Para Nietzsche, esta criação do mundo inteligível baseia-se nos conceitos (filosofia), 'múmias conceptuais' que o homem usa para definir a realidade múltipla e em mudança, 'teias de aranha' sem conteúdo, que não representam nada, 'máscaras' que se misturam com a 'cara' (o facto verdadeiro) ao tomar estes conceitos como a verdadeira realidade. Nietzsche questiona se os conceitos são o melhor método de representar a realidade e justifica o erro da epistemologia com o fundamento de que o desenvolvimento de conceitos (para explicar racionalmente a realidade) é um hábito psicológico que tem o seu fundamento na linguagem, e que as nossas línguas são estruturadas em sujeito e predicado, com predominância do primeiro (estático) sobre o segundo (ação), elaborando assim os conceitos. Em vista disso, o autor apresenta a arte (e não a apolínea, mas a dionisíaca) e a metáfora como abordagens adequadas para representar a realidade em mudança, uma vez que oferecem múltiplas perspetivas sobre ela.

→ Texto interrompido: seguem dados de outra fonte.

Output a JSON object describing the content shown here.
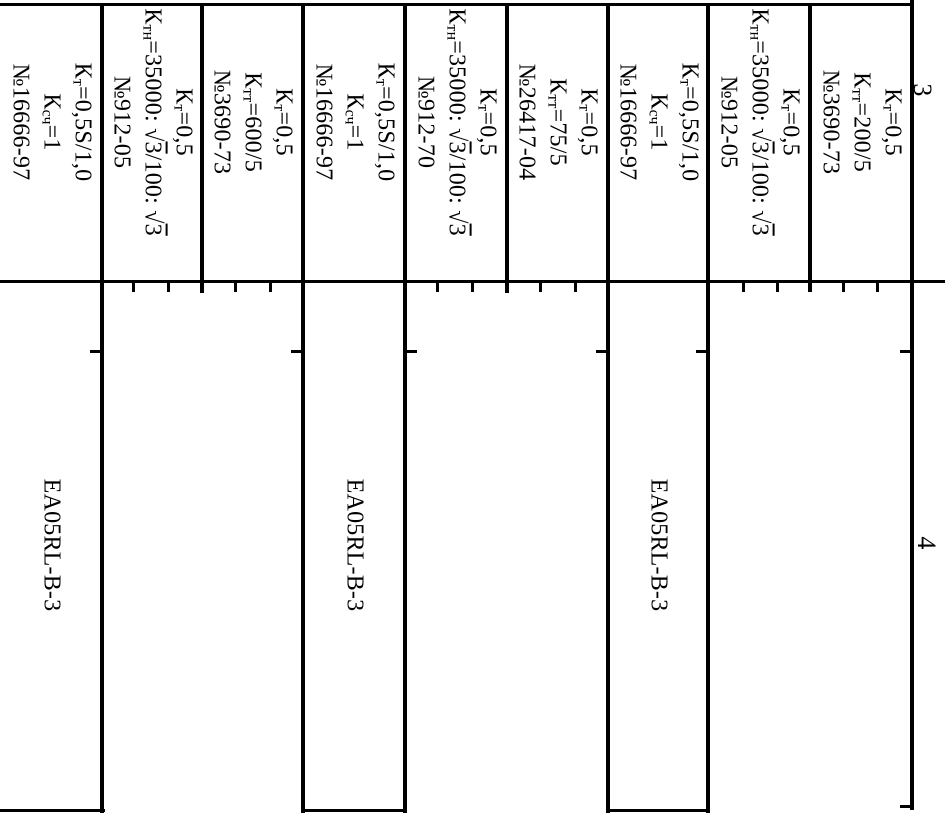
{
  "page": {
    "background": "#ffffff",
    "ink": "#000000"
  },
  "table": {
    "column_headers": [
      {
        "label": "3"
      },
      {
        "label": "4"
      }
    ],
    "meter_type_label": "EA05RL-B-3",
    "rows": [
      {
        "lines": [
          [
            {
              "t": "К"
            },
            {
              "t": "т",
              "sub": true
            },
            {
              "t": "=0,5"
            }
          ],
          [
            {
              "t": "К"
            },
            {
              "t": "тт",
              "sub": true
            },
            {
              "t": "=200/5"
            }
          ],
          [
            {
              "t": "№3690-73"
            }
          ]
        ],
        "meter": ""
      },
      {
        "lines": [
          [
            {
              "t": "К"
            },
            {
              "t": "т",
              "sub": true
            },
            {
              "t": "=0,5"
            }
          ],
          [
            {
              "t": "К"
            },
            {
              "t": "тн",
              "sub": true
            },
            {
              "t": "=35000: "
            },
            {
              "t": "√"
            },
            {
              "t": "3",
              "over": true
            },
            {
              "t": "/100: "
            },
            {
              "t": "√"
            },
            {
              "t": "3",
              "over": true
            }
          ],
          [
            {
              "t": "№912-05"
            }
          ]
        ],
        "meter": ""
      },
      {
        "lines": [
          [
            {
              "t": "К"
            },
            {
              "t": "т",
              "sub": true
            },
            {
              "t": "=0,5S/1,0"
            }
          ],
          [
            {
              "t": "К"
            },
            {
              "t": "сч",
              "sub": true
            },
            {
              "t": "=1"
            }
          ],
          [
            {
              "t": "№16666-97"
            }
          ]
        ],
        "meter": "EA05RL-B-3"
      },
      {
        "lines": [
          [
            {
              "t": "К"
            },
            {
              "t": "т",
              "sub": true
            },
            {
              "t": "=0,5"
            }
          ],
          [
            {
              "t": "К"
            },
            {
              "t": "тт",
              "sub": true
            },
            {
              "t": "=75/5"
            }
          ],
          [
            {
              "t": "№26417-04"
            }
          ]
        ],
        "meter": ""
      },
      {
        "lines": [
          [
            {
              "t": "К"
            },
            {
              "t": "т",
              "sub": true
            },
            {
              "t": "=0,5"
            }
          ],
          [
            {
              "t": "К"
            },
            {
              "t": "тн",
              "sub": true
            },
            {
              "t": "=35000: "
            },
            {
              "t": "√"
            },
            {
              "t": "3",
              "over": true
            },
            {
              "t": "/100: "
            },
            {
              "t": "√"
            },
            {
              "t": "3",
              "over": true
            }
          ],
          [
            {
              "t": "№912-70"
            }
          ]
        ],
        "meter": ""
      },
      {
        "lines": [
          [
            {
              "t": "К"
            },
            {
              "t": "т",
              "sub": true
            },
            {
              "t": "=0,5S/1,0"
            }
          ],
          [
            {
              "t": "К"
            },
            {
              "t": "сч",
              "sub": true
            },
            {
              "t": "=1"
            }
          ],
          [
            {
              "t": "№16666-97"
            }
          ]
        ],
        "meter": "EA05RL-B-3"
      },
      {
        "lines": [
          [
            {
              "t": "К"
            },
            {
              "t": "т",
              "sub": true
            },
            {
              "t": "=0,5"
            }
          ],
          [
            {
              "t": "К"
            },
            {
              "t": "тт",
              "sub": true
            },
            {
              "t": "=600/5"
            }
          ],
          [
            {
              "t": "№3690-73"
            }
          ]
        ],
        "meter": ""
      },
      {
        "lines": [
          [
            {
              "t": "К"
            },
            {
              "t": "т",
              "sub": true
            },
            {
              "t": "=0,5"
            }
          ],
          [
            {
              "t": "К"
            },
            {
              "t": "тн",
              "sub": true
            },
            {
              "t": "=35000: "
            },
            {
              "t": "√"
            },
            {
              "t": "3",
              "over": true
            },
            {
              "t": "/100: "
            },
            {
              "t": "√"
            },
            {
              "t": "3",
              "over": true
            }
          ],
          [
            {
              "t": "№912-05"
            }
          ]
        ],
        "meter": ""
      },
      {
        "lines": [
          [
            {
              "t": "К"
            },
            {
              "t": "т",
              "sub": true
            },
            {
              "t": "=0,5S/1,0"
            }
          ],
          [
            {
              "t": "К"
            },
            {
              "t": "сч",
              "sub": true
            },
            {
              "t": "=1"
            }
          ],
          [
            {
              "t": "№16666-97"
            }
          ]
        ],
        "meter": "EA05RL-B-3"
      }
    ]
  }
}
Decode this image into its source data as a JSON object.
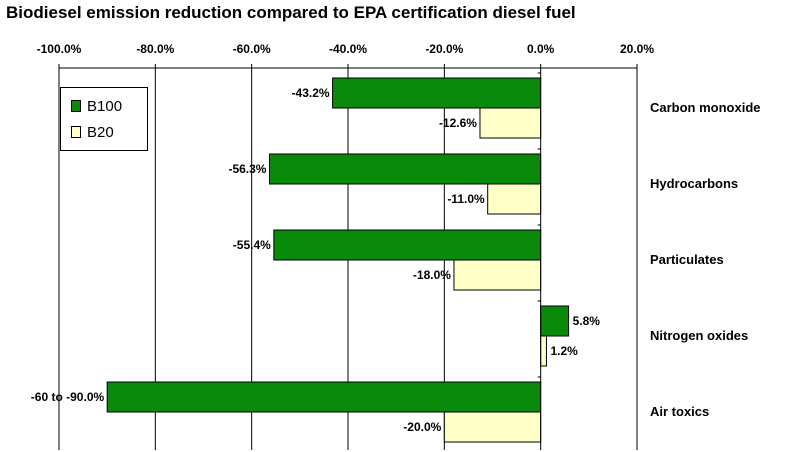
{
  "title": "Biodiesel emission reduction compared to EPA certification diesel fuel",
  "colors": {
    "B100": "#0a8a0a",
    "B20": "#ffffc8"
  },
  "chart_data": {
    "type": "bar",
    "orientation": "horizontal",
    "title": "Biodiesel emission reduction compared to EPA certification diesel fuel",
    "categories": [
      "Carbon monoxide",
      "Hydrocarbons",
      "Particulates",
      "Nitrogen oxides",
      "Air toxics"
    ],
    "series": [
      {
        "name": "B100",
        "values": [
          -43.2,
          -56.3,
          -55.4,
          5.8,
          -90.0
        ],
        "labels": [
          "-43.2%",
          "-56.3%",
          "-55.4%",
          "5.8%",
          "-60 to -90.0%"
        ]
      },
      {
        "name": "B20",
        "values": [
          -12.6,
          -11.0,
          -18.0,
          1.2,
          -20.0
        ],
        "labels": [
          "-12.6%",
          "-11.0%",
          "-18.0%",
          "1.2%",
          "-20.0%"
        ]
      }
    ],
    "xticks": [
      "-100.0%",
      "-80.0%",
      "-60.0%",
      "-40.0%",
      "-20.0%",
      "0.0%",
      "20.0%"
    ],
    "xlim": [
      -100,
      20
    ],
    "xaxis_position": "top",
    "grid": true,
    "legend_position": "top-left"
  }
}
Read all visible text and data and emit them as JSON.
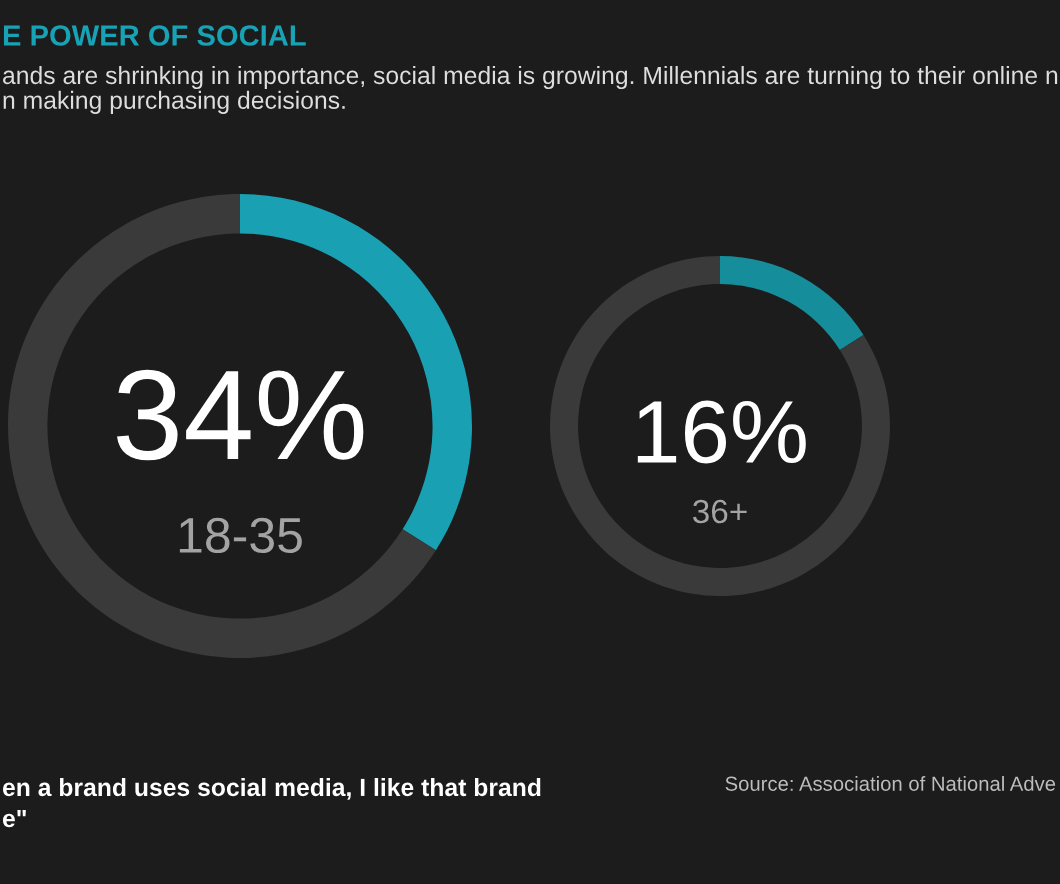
{
  "chart_data": [
    {
      "type": "other",
      "title": "E POWER OF SOCIAL",
      "subtitle": "ands are shrinking in importance, social media is growing. Millennials are turning to their online n\nn making purchasing decisions."
    },
    {
      "type": "donut",
      "title": "34%",
      "subtitle": "18-35",
      "categories": [
        null,
        null
      ],
      "values": [
        34,
        66
      ],
      "colors": [
        "#19a1b3",
        "#3a3a3a"
      ]
    },
    {
      "type": "donut",
      "title": "16%",
      "subtitle": "36+",
      "categories": [
        null,
        null
      ],
      "values": [
        16,
        84
      ],
      "colors": [
        "#168d9a",
        "#3a3a3a"
      ]
    },
    {
      "type": "other",
      "annotations": [
        "en a brand uses social media, I like that brand\ne\"",
        "Source: Association of National Adve"
      ]
    }
  ]
}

A crítica à metafísica e ao racionalismo excessivo repete-se na ciência positivista que, ao contrário da defesa de Nietzsche do indivíduo e do qualitativo, só pode oferecer uma explicação quantitativa da realidade, pensando nela como um mecanismo puro. Nietzsche critica também o facto de a ciência tentar tornar-se um modelo, tomando o lugar da moralidade, e a sua utilização pelo Estado, 'o pior dos monstros'.

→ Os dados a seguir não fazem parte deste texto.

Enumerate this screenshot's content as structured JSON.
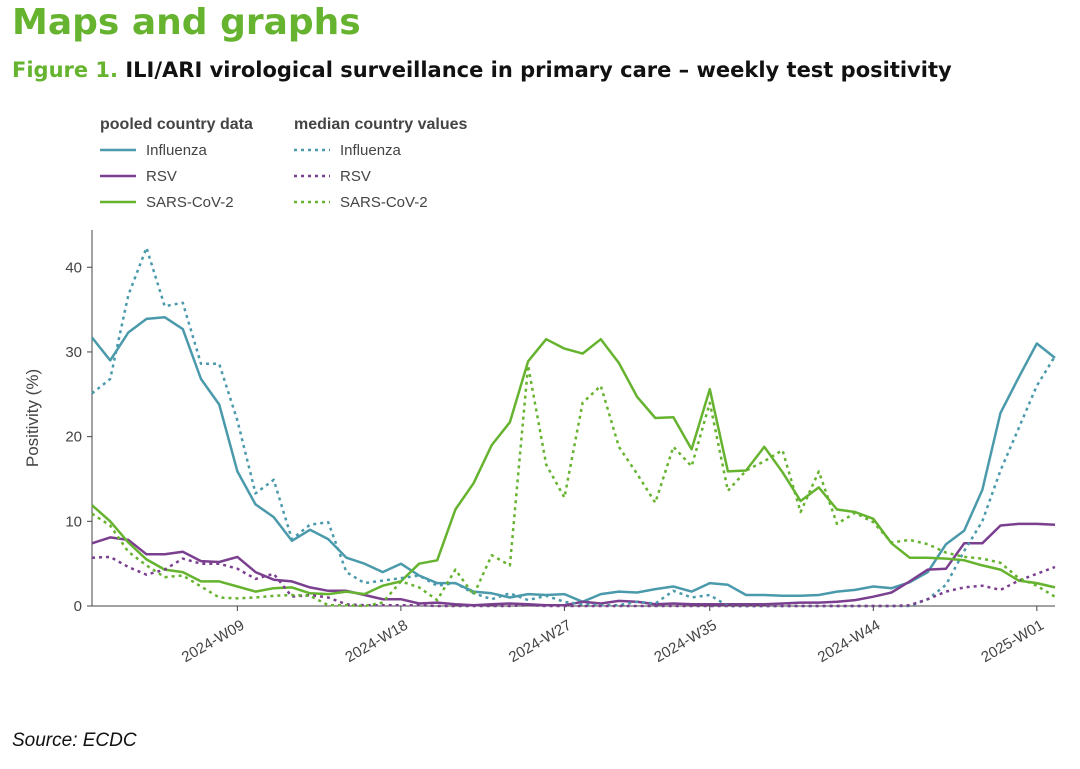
{
  "header": {
    "title": "Maps and graphs",
    "figure_label": "Figure 1.",
    "figure_title": "ILI/ARI virological surveillance in primary care – weekly test positivity"
  },
  "source": "Source: ECDC",
  "chart_data": {
    "type": "line",
    "y_label": "Positivity (%)",
    "legend_groups": [
      {
        "title": "pooled country data",
        "dash": "solid"
      },
      {
        "title": "median country values",
        "dash": "dot"
      }
    ],
    "x": [
      1,
      2,
      3,
      4,
      5,
      6,
      7,
      8,
      9,
      10,
      11,
      12,
      13,
      14,
      15,
      16,
      17,
      18,
      19,
      20,
      21,
      22,
      23,
      24,
      25,
      26,
      27,
      28,
      29,
      30,
      31,
      32,
      33,
      34,
      35,
      36,
      37,
      38,
      39,
      40,
      41,
      42,
      43,
      44,
      45,
      46,
      47,
      48,
      49,
      50,
      51,
      52,
      53,
      54
    ],
    "xlim": [
      1,
      54
    ],
    "xticks": [
      {
        "value": 9,
        "label": "2024-W09"
      },
      {
        "value": 18,
        "label": "2024-W18"
      },
      {
        "value": 27,
        "label": "2024-W27"
      },
      {
        "value": 35,
        "label": "2024-W35"
      },
      {
        "value": 44,
        "label": "2024-W44"
      },
      {
        "value": 53,
        "label": "2025-W01"
      }
    ],
    "ylim": [
      0,
      44.4
    ],
    "yticks": [
      0,
      10,
      20,
      30,
      40
    ],
    "grid": false,
    "series": [
      {
        "name": "Influenza",
        "color": "#4a9aab",
        "dash": "solid",
        "values": [
          31.7,
          29,
          32.3,
          33.9,
          34.1,
          32.7,
          26.8,
          23.8,
          15.9,
          12,
          10.5,
          7.7,
          9,
          7.9,
          5.7,
          5,
          4,
          5,
          3.6,
          2.7,
          2.7,
          1.7,
          1.5,
          1,
          1.4,
          1.3,
          1.4,
          0.5,
          1.4,
          1.7,
          1.6,
          2,
          2.3,
          1.7,
          2.7,
          2.5,
          1.3,
          1.3,
          1.2,
          1.2,
          1.3,
          1.7,
          1.9,
          2.3,
          2.1,
          2.8,
          4,
          7.3,
          8.9,
          13.7,
          22.8,
          27,
          31,
          29.3
        ]
      },
      {
        "name": "RSV",
        "color": "#7b3f8f",
        "dash": "solid",
        "values": [
          7.4,
          8.1,
          7.8,
          6.1,
          6.1,
          6.4,
          5.3,
          5.2,
          5.8,
          4,
          3.1,
          2.9,
          2.2,
          1.8,
          1.8,
          1.3,
          0.8,
          0.8,
          0.3,
          0.4,
          0.2,
          0.1,
          0.2,
          0.3,
          0.2,
          0.1,
          0.1,
          0.5,
          0.3,
          0.6,
          0.5,
          0.2,
          0.3,
          0.2,
          0.2,
          0.2,
          0.2,
          0.2,
          0.3,
          0.4,
          0.4,
          0.5,
          0.7,
          1.1,
          1.6,
          2.9,
          4.3,
          4.4,
          7.4,
          7.4,
          9.5,
          9.7,
          9.7,
          9.6
        ]
      },
      {
        "name": "SARS-CoV-2",
        "color": "#65b32e",
        "dash": "solid",
        "values": [
          11.9,
          10,
          7.5,
          5.5,
          4.3,
          4,
          2.9,
          2.9,
          2.3,
          1.7,
          2.1,
          2.2,
          1.5,
          1.4,
          1.7,
          1.4,
          2.4,
          2.9,
          5,
          5.4,
          11.4,
          14.5,
          19,
          21.7,
          28.9,
          31.5,
          30.4,
          29.8,
          31.5,
          28.7,
          24.7,
          22.2,
          22.3,
          18.5,
          25.6,
          15.9,
          16,
          18.8,
          15.8,
          12.4,
          14,
          11.4,
          11.1,
          10.3,
          7.4,
          5.7,
          5.7,
          5.6,
          5.4,
          4.8,
          4.3,
          3,
          2.7,
          2.2
        ]
      },
      {
        "name": "Influenza",
        "color": "#4a9aab",
        "dash": "dot",
        "values": [
          25.1,
          26.8,
          36.7,
          42.3,
          35.4,
          35.8,
          28.6,
          28.6,
          21.9,
          13.3,
          14.9,
          7.9,
          9.6,
          9.9,
          4,
          2.7,
          3,
          3.3,
          3.6,
          2.4,
          2.7,
          1.5,
          0.8,
          1.5,
          0.7,
          1.2,
          0.5,
          0.2,
          0.1,
          0.1,
          0.5,
          0.3,
          1.8,
          1,
          1.3,
          0,
          0,
          0,
          0,
          0,
          0,
          0,
          0,
          0,
          0,
          0,
          0.8,
          2.5,
          6.5,
          10,
          16,
          21,
          26,
          29.5
        ]
      },
      {
        "name": "RSV",
        "color": "#7b3f8f",
        "dash": "dot",
        "values": [
          5.7,
          5.8,
          4.6,
          3.7,
          4.3,
          5.6,
          5,
          5,
          4.4,
          3.2,
          3.8,
          1.1,
          1.3,
          1,
          0.2,
          0.1,
          0.1,
          0.1,
          0.1,
          0,
          0,
          0,
          0,
          0,
          0.1,
          0,
          0,
          0,
          0,
          0,
          0,
          0,
          0,
          0,
          0,
          0,
          0,
          0,
          0,
          0,
          0,
          0,
          0,
          0,
          0,
          0.1,
          0.8,
          1.7,
          2.2,
          2.4,
          1.9,
          3,
          3.8,
          4.6
        ]
      },
      {
        "name": "SARS-CoV-2",
        "color": "#65b32e",
        "dash": "dot",
        "values": [
          10.9,
          9.5,
          6.4,
          4.8,
          3.4,
          3.6,
          2.3,
          1,
          0.9,
          1,
          1.2,
          1.3,
          1.2,
          0.1,
          0.1,
          0,
          0.4,
          2.9,
          2.2,
          0.7,
          4.3,
          1.3,
          6,
          4.8,
          28.4,
          16.7,
          12.8,
          24,
          26,
          18.8,
          15.6,
          12.2,
          18.8,
          16.5,
          24,
          13.6,
          16,
          17.1,
          18.4,
          11.1,
          15.9,
          9.7,
          11,
          9.9,
          7.5,
          7.8,
          7.3,
          6.3,
          5.8,
          5.6,
          5.1,
          3.3,
          2.4,
          1.1
        ]
      }
    ]
  }
}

Todas essas críticas surgem em meio a uma crise de valores que tem origem no platonismo. Os valores tradicionais, que se apresentavam como o fundamento do comportamento (como se fossem inabaláveis), estão a desaparecer, o que é representado na 'morte de Deus', pois Deus mantinha esses valores. Isso leva à perda de sentido da vida, o niilismo de Nietzsche, que começou com uma transformação de valores por parte do grego Platão, negligenciando a vida e celebrando o 'além'.

Mas para Nietzsche, o niilismo tem um aspecto positivo, uma vez que a destruição dos valores tradicionais é o primeiro passo na construção de novos valores, uma nova conceção da realidade, mutável e contingente, que é animada pelos instintos e paixão. Essa conceção da realidade está refletida no conceito de 'vontade de poder' (força criativa, força vital, a lei do mais forte...), que reconhece a verdadeira realidade do ser: o devir, e sabe que a razão humana nunca será capaz de a apreender completamente em termos de conceito. Daí o apelo ao instinto, à arte, à metáfora, que oferecem abertura a diferentes perspetivas da realidade, sendo o conjunto de todas elas a própria realidade.

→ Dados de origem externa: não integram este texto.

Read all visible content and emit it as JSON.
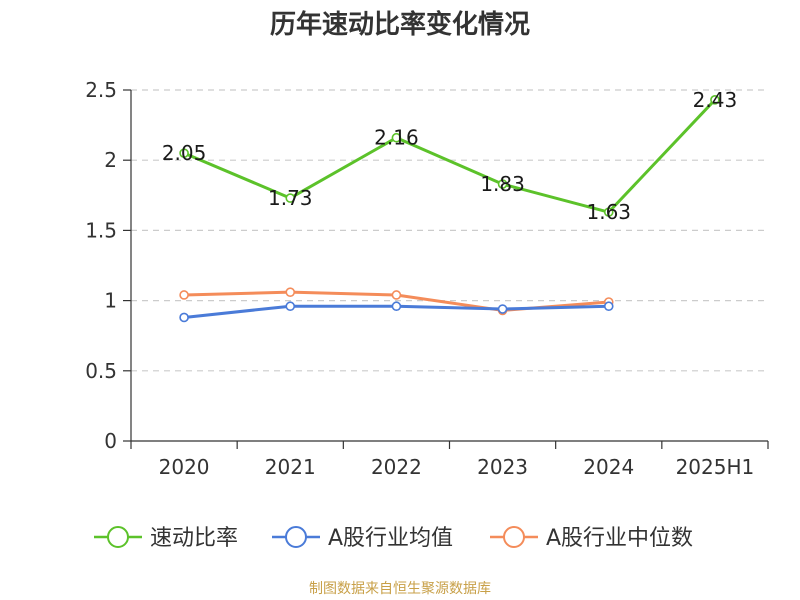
{
  "chart_data": {
    "type": "line",
    "title": "历年速动比率变化情况",
    "categories": [
      "2020",
      "2021",
      "2022",
      "2023",
      "2024",
      "2025H1"
    ],
    "ylim": [
      0,
      2.5
    ],
    "yticks": [
      "0",
      "0.5",
      "1",
      "1.5",
      "2",
      "2.5"
    ],
    "grid": true,
    "legend_position": "bottom",
    "series": [
      {
        "name": "速动比率",
        "color": "#5cc22a",
        "values": [
          2.05,
          1.73,
          2.16,
          1.83,
          1.63,
          2.43
        ],
        "labels": [
          "2.05",
          "1.73",
          "2.16",
          "1.83",
          "1.63",
          "2.43"
        ]
      },
      {
        "name": "A股行业均值",
        "color": "#4a7bd8",
        "values": [
          0.88,
          0.96,
          0.96,
          0.94,
          0.96,
          null
        ]
      },
      {
        "name": "A股行业中位数",
        "color": "#f48c5a",
        "values": [
          1.04,
          1.06,
          1.04,
          0.93,
          0.99,
          null
        ]
      }
    ],
    "source": "制图数据来自恒生聚源数据库"
  }
}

Estes novos valores são típicos de um novo homem, o super-homem (Übermensch), que afirma a vida tal como ela é e a vontade de poder. A mudança do homem para o super-homem é explicada por Nietzsche em 3 estágios: o primeiro homem é o 'camelo', que carrega os valores tradicionais sem protesto. Depois, o 'leão' é o grande negador, o niilista que destrói os valores tradicionais (daí a filosofia de Nietzsche ser niilista). Finalmente, o homem precisa tornar-se 'criança' para criar e afirmar os novos valores.

Estes novos valores do super-homem (substituto de Deus) representam a exaltação do vital e a completa ausência de transcendência. Este amor pela vida é de tal forma que desejamos vivê-la para sempre (o eterno retorno), abandonando definitivamente o conceito de tempo linear do cristianismo e retomando a conceção do devir dos gregos (especialmente Heráclito, 'o único filósofo que não distorceu a verdade').